Surrey Writer’s Con (rejection and panic)

Joe’s Post #60

Ok, two more pitches down.

saraFirst up, Sara Sargent, an editor and another super nice person. I mean SUPER nice.

I don’t honestly know how they deal with all the writers and their bad pitches and a complete inability to tell a story about their story. Like me.

We had a great talk. At this point, my nerves are down to a nasty eye-twitch, but my voice, arg, my voice, it decided to die. I sounded like Mickey talking to Rocky. Not a bad thing but clearly my plan or talking non-stop for 3 hours has a flaw in it.

The good news about the chat, she had some great advice on my characters, especially Cyndy. Simply put, she cannot be 10. She has to either age up or go bye-bye. Yikes! I love Cyndy. But so be it. After leaving, I went back and rewrote Cyndy as a 15-year-old. It’s not just changing her voice, but her attitude as well. Luckily, I only had one scene to rewrite. More will have to be done, but the idea, the whole story concept, hmmm, it’s not winning people over.

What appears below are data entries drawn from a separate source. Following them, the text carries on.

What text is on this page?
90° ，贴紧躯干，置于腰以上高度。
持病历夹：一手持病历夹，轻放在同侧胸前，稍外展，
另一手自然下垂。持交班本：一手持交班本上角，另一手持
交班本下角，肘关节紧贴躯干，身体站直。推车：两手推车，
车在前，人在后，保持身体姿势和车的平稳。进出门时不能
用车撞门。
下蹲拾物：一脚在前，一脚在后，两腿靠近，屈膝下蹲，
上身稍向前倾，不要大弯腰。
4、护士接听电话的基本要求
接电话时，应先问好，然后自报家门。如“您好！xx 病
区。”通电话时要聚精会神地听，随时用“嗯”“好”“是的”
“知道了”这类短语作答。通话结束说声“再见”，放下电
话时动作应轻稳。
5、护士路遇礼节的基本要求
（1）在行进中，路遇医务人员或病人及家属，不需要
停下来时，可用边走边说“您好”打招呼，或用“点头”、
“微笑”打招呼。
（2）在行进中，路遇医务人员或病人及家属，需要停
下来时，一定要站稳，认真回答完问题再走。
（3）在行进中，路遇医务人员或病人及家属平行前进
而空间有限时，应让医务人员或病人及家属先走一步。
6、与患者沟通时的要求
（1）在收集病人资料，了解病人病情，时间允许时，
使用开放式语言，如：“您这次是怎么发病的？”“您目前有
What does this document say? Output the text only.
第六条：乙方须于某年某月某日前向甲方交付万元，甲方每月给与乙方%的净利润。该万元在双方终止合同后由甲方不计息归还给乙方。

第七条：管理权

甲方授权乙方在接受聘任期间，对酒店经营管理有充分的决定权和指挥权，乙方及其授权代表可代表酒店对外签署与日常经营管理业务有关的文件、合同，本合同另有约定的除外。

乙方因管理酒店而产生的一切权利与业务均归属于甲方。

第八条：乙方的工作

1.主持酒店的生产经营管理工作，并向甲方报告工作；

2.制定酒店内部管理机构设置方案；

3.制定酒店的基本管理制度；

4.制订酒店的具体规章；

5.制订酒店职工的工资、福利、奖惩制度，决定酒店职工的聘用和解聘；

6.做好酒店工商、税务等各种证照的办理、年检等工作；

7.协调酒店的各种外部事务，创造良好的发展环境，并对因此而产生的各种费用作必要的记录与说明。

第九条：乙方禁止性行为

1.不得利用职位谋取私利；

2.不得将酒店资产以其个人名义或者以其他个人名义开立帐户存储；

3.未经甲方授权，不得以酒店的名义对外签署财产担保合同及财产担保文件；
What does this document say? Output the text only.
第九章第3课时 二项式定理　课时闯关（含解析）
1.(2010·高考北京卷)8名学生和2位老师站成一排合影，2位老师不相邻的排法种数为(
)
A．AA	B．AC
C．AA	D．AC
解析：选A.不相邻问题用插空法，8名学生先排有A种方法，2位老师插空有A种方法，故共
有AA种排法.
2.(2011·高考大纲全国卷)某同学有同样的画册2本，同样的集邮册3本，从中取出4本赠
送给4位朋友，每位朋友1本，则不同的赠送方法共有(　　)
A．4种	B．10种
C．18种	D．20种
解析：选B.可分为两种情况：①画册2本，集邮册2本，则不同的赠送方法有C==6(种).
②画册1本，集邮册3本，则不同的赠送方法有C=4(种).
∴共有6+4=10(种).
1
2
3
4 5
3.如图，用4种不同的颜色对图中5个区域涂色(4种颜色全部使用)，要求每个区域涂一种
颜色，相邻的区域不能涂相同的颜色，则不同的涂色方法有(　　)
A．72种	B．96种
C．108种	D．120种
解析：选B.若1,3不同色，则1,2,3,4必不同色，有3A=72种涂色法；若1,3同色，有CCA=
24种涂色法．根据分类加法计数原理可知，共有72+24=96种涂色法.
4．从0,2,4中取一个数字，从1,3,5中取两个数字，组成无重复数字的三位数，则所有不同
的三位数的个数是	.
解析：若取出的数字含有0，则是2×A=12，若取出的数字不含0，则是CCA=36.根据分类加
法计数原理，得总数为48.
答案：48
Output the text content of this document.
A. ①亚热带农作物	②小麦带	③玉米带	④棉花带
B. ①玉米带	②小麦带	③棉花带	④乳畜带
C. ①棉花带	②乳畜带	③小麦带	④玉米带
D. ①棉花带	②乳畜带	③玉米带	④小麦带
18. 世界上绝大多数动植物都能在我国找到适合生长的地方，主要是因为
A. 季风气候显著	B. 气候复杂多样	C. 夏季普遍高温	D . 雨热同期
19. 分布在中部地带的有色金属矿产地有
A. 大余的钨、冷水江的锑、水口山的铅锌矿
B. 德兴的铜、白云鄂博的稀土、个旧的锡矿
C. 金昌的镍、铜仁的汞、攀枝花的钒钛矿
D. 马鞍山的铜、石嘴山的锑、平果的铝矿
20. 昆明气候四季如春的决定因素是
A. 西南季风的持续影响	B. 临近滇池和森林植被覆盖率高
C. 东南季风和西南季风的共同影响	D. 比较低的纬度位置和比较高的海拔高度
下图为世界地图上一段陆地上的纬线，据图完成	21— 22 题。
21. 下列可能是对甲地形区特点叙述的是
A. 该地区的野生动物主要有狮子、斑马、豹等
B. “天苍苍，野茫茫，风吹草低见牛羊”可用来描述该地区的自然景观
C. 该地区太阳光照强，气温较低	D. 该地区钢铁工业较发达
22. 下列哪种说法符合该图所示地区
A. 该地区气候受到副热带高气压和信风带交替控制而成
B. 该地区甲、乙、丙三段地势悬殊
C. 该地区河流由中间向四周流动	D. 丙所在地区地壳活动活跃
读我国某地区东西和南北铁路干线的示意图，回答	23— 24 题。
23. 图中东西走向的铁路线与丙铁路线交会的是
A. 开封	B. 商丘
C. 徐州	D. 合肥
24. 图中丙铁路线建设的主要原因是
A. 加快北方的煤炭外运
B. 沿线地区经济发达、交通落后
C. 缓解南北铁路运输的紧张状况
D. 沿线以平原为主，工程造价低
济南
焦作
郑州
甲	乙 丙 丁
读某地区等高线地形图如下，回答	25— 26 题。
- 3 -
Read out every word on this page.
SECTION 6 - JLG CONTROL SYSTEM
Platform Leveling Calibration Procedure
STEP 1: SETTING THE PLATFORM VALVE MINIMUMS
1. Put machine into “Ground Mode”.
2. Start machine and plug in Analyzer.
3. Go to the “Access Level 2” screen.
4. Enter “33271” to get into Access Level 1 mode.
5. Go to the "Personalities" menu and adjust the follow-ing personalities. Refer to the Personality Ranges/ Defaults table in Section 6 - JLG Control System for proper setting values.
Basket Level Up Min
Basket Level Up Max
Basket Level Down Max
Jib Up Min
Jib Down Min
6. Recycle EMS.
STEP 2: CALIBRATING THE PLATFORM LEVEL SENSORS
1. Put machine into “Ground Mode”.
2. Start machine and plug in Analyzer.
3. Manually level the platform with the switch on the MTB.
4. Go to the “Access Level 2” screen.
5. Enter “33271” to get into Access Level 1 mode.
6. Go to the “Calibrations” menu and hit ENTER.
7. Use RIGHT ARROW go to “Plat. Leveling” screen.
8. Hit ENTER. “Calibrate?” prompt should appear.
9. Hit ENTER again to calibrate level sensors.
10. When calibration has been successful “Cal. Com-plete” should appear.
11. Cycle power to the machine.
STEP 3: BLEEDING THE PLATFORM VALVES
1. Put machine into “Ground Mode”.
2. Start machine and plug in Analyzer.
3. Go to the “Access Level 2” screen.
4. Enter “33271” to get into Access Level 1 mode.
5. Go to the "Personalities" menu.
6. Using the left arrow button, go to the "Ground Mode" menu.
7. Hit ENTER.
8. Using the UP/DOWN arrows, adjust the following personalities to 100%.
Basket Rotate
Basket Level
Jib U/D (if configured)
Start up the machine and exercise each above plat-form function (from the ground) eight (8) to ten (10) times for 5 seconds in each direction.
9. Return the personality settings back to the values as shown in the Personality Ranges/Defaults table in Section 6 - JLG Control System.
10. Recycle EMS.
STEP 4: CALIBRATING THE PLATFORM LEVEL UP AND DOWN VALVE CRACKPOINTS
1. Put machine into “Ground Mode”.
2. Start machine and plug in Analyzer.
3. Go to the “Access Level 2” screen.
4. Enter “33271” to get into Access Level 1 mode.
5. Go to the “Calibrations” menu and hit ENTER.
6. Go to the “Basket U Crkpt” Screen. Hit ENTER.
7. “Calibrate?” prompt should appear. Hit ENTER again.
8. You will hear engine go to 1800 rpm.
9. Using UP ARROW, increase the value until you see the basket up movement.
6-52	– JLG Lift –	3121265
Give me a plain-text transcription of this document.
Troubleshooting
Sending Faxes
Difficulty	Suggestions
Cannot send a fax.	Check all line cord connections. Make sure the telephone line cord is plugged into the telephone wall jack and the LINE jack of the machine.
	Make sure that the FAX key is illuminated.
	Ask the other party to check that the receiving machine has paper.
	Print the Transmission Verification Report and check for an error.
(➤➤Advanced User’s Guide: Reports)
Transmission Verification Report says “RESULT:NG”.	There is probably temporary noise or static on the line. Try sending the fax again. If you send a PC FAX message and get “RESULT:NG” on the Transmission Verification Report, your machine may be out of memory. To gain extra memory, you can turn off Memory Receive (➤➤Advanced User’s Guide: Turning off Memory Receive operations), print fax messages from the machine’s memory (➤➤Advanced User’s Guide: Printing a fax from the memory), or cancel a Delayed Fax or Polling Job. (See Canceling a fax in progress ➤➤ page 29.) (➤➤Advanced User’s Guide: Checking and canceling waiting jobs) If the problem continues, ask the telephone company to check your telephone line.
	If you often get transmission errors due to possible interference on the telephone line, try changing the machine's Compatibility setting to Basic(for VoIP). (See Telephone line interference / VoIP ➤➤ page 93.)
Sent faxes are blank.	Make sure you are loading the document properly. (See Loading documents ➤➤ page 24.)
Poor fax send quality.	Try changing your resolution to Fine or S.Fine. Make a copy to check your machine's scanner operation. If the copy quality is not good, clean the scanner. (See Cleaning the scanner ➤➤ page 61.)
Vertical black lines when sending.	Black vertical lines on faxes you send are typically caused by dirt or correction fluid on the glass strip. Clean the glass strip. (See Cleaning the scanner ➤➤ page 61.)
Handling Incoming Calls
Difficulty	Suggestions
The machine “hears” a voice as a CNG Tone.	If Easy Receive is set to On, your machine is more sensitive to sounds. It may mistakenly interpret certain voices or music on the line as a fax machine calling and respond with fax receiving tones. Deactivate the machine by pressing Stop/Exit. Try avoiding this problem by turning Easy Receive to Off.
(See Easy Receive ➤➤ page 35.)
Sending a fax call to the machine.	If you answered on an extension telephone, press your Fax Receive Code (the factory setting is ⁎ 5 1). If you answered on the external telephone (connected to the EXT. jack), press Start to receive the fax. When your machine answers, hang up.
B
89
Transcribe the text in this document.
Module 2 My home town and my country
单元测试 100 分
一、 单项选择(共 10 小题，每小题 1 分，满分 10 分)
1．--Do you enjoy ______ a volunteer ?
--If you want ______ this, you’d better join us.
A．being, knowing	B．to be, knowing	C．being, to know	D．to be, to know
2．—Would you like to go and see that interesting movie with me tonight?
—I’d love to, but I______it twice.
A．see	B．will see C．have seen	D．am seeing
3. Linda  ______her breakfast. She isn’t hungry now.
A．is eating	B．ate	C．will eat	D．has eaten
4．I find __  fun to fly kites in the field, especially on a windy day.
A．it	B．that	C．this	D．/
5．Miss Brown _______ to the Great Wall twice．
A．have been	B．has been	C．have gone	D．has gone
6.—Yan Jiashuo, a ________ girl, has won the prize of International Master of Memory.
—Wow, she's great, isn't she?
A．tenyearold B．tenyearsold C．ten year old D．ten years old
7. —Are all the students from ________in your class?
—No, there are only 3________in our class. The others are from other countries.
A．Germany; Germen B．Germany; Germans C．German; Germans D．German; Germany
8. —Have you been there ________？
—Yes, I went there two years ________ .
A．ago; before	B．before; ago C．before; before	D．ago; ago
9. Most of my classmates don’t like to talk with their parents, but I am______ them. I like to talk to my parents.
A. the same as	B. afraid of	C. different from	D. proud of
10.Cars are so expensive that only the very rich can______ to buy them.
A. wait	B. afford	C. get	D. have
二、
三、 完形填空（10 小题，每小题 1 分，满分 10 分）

And that’s a problem. A huge problem. It could be that this idea is not an immediate winner, even if I pitch it well (or if not well, then ‘better’).

She did not want me to send her anything. Could just be an editor thing (they do have a no unsolicited manuscript policy, but I think if she loved it, she would have solicited it).

Confidence after I left that meeting dropped like stone in water.

Should I even be here?

Panic set in. Should I even continue pitching this book?

agent_34But off I went to the next interview. An agent. Patricia Ocampo. Another amazingly nice person, still keen and energetic even after hours of sitting there and hoping to find a great story.

My pitch still wasn’t perfect but it wasn’t bad. It told the story that I’d written. Only problem, once again, she told me she wasn’t sure it had a market.

Gulp!

At this point, I channelled Paula. I fought and I fought and I fought to find something truly magical in the story and, when that looked like it was failing, I sold myself. No, not in the dirty way, but in the way that I WAS the right person to write an idea that had been done before, that I knew enough, that I researched the market and my audience enough to make it work, that I was THE geekie guy who could getter done.

I dunno if she just felt sorry for me, especially after I started crying and begging, but she gave me her card and told me to send it to her sample pages. I could be overthinking this, but I was pretty sure she was glad to get rid of me mostly because her card said, Glenn’s Plumbing and listed a number in Alaska (just kidding).

But a good experience. No really. If the story fails or the writing fails, oddly, I’m ok with that. I’ll write another book. What I hated was the fact my pitch would fail so spectacularly that they would never even think of talking to me again, let alone asking me for some sample pages. (However, it could also be that my pitch approach has failed, that I am not hitting what agents need to see.)

Oh well, on to the last one. Panic has subsided. Rejection accepted.

Where’s the bar?

This entry was posted in Agents and tagged , by Joe Cummings. Bookmark the permalink.

About Joe Cummings

Aquarius. Traveler. Gamer. Writer. A New Parent. 4 of these things are easy. One is not. But the journey is that much better for the new people in my life. A life I want to share with others, to help them, maybe, to make them feel less alone, sure, to connect with the greater world, absolutely.

2 thoughts on “Surrey Writer’s Con (rejection and panic)

  1. Don’t believe everything you hear. Or maybe anything. Even the good stuff (unfortunately), but especially the bad stuff. Remember these words of rejection when you’re talking to the next agent:

    “We are not interested in science fiction which deals with negative utopias. They do not sell.” (to Stephen King on his submission of “Carrie”)

    “You’re welcome to le Carre – he hasn’t got any future.” (regarding John le Carre’s submission of “The Spy Who Came In From the Cold”)

    “It is impossible to sell animal stories in the USA.” (a rejection of George Orwell’s “Animal Farm”)

    “Good God, I can’t publish this!” (rejection letter to William Faulkner re: “Sanctuary”)

    So there! Onward and upward Joe.